Sui kit e sui mattoncini InPerFor esiste una pagina facebook dedicata, da cui ho preso gran parte delle notizie, e le immagini pubblicate, e che qui si ringrazia. Su Flickr alcune immagini ulteriori.

Il caso dell’imprenditore Angelici si inserisce nell’ambito di quell’esplosione di idee e di attività che si ebbe in Italia subito dopo la fine della guerra nel 1945, la fine del fascismo e il nuovo clima della Repubblica con il processo di "ricostruzione". È l’immediata premessa del boom economico degli anni Sessanta, le cui basi sono proprio in questi anni. In cui si muovono i fondatori delle maggiori imprese italiane dei decenni successivi, spesso ai loro inizi proprio allora. Un proliferare che significa però anche che tra i pochi che ce la fanno ce ne sono molti che per un motivo e l’altro non riescono a sfondare. Probabilmente ad Angelici sarebbe bastato, con maggiori capitali dietro, resistere qualche anno per partecipare anche lui al boom di pochi anni successivo. Un vero peccato. Oggi i suoi kit sono oggetto di collezionismo, è possibile trovare qualcosa su eBay e altri store dell’usato a prezzi decisamente elevati. Dagli anni Novanta del Novecento infatti c’è un fenomeno di retromania [3], in cui gli ex bimbi della fine degli anni Cinquanta e dei primi anni Sessanta tornano sui loro affetti, col senno di poi e affetti da naturale nostalgia.

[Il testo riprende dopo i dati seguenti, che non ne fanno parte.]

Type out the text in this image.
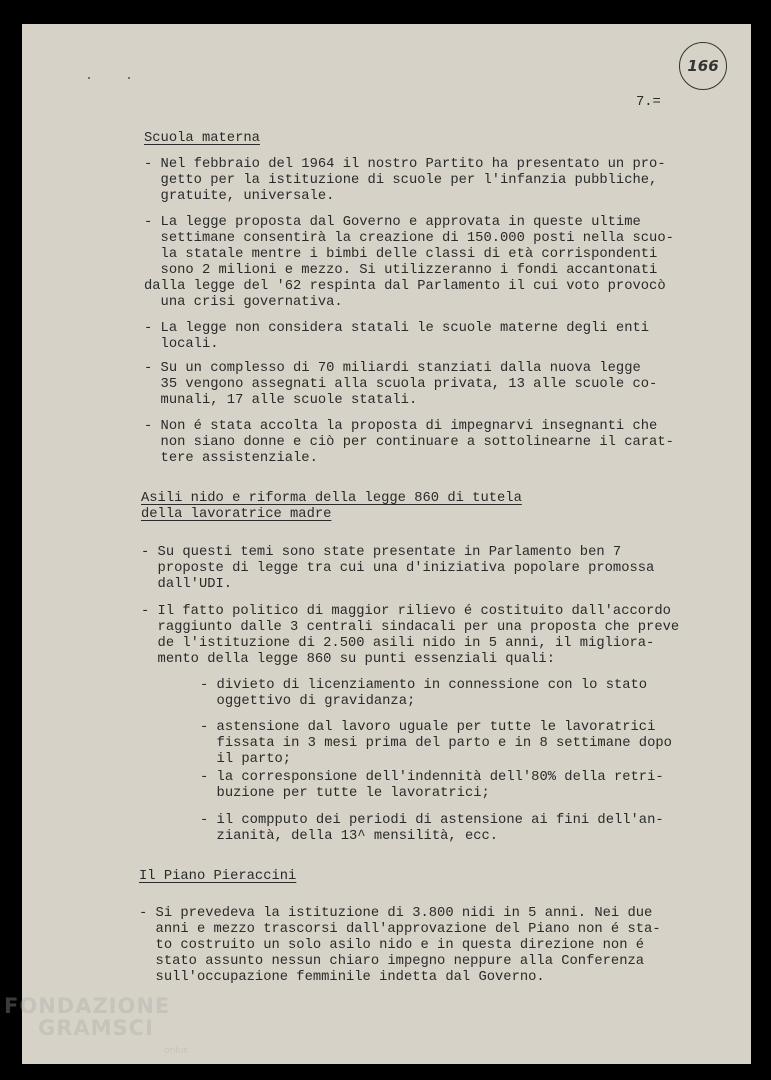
166
7.=
Scuola materna
- Nel febbraio del 1964 il nostro Partito ha presentato un pro-
getto per la istituzione di scuole per l'infanzia pubbliche,
gratuite, universale.
- La legge proposta dal Governo e approvata in queste ultime
settimane consentirà la creazione di 150.000 posti nella scuo-
la statale mentre i bimbi delle classi di età corrispondenti
sono 2 milioni e mezzo. Si utilizzeranno i fondi accantonati
dalla legge del '62 respinta dal Parlamento il cui voto provocò
una crisi governativa.
- La legge non considera statali le scuole materne degli enti
locali.
- Su un complesso di 70 miliardi stanziati dalla nuova legge
35 vengono assegnati alla scuola privata, 13 alle scuole co-
munali, 17 alle scuole statali.
- Non é stata accolta la proposta di impegnarvi insegnanti che
non siano donne e ciò per continuare a sottolinearne il carat-
tere assistenziale.
Asili nido e riforma della legge 860 di tutela
della lavoratrice madre
- Su questi temi sono state presentate in Parlamento ben 7
proposte di legge tra cui una d'iniziativa popolare promossa
dall'UDI.
- Il fatto politico di maggior rilievo é costituito dall'accordo
raggiunto dalle 3 centrali sindacali per una proposta che preve
de l'istituzione di 2.500 asili nido in 5 anni, il migliora-
mento della legge 860 su punti essenziali quali:
- divieto di licenziamento in connessione con lo stato
oggettivo di gravidanza;
- astensione dal lavoro uguale per tutte le lavoratrici
fissata in 3 mesi prima del parto e in 8 settimane dopo
il parto;
- la corresponsione dell'indennità dell'80% della retri-
buzione per tutte le lavoratrici;
- il compputo dei periodi di astensione ai fini dell'an-
zianità, della 13^ mensilità, ecc.
Il Piano Pieraccini
- Si prevedeva la istituzione di 3.800 nidi in 5 anni. Nei due
anni e mezzo trascorsi dall'approvazione del Piano non é sta-
to costruito un solo asilo nido e in questa direzione non é
stato assunto nessun chiaro impegno neppure alla Conferenza
sull'occupazione femminile indetta dal Governo.
FONDAZIONE
GRAMSCI
onlus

E voi, avete altre notizie su questa e altre ditte dell’epoca pre e no-Lego?

[1] Vedi: Wikipedia.

[2] Si veda presso il Sistema Archivistico Nazionale.

[3] Bauman parla di "retrotopia". Cfr.: Retrotopia / Zygmunt Bauman ; traduzione di Marco Cupellaro. - Bari-Roma : Laterza, 2017 ; terza edizione. - 180 p., [II], br. ; 21 cm. - (Tempi nuovi). - Tit.orig.: Retrotopia. - ISBN 978-88-581-2734-6.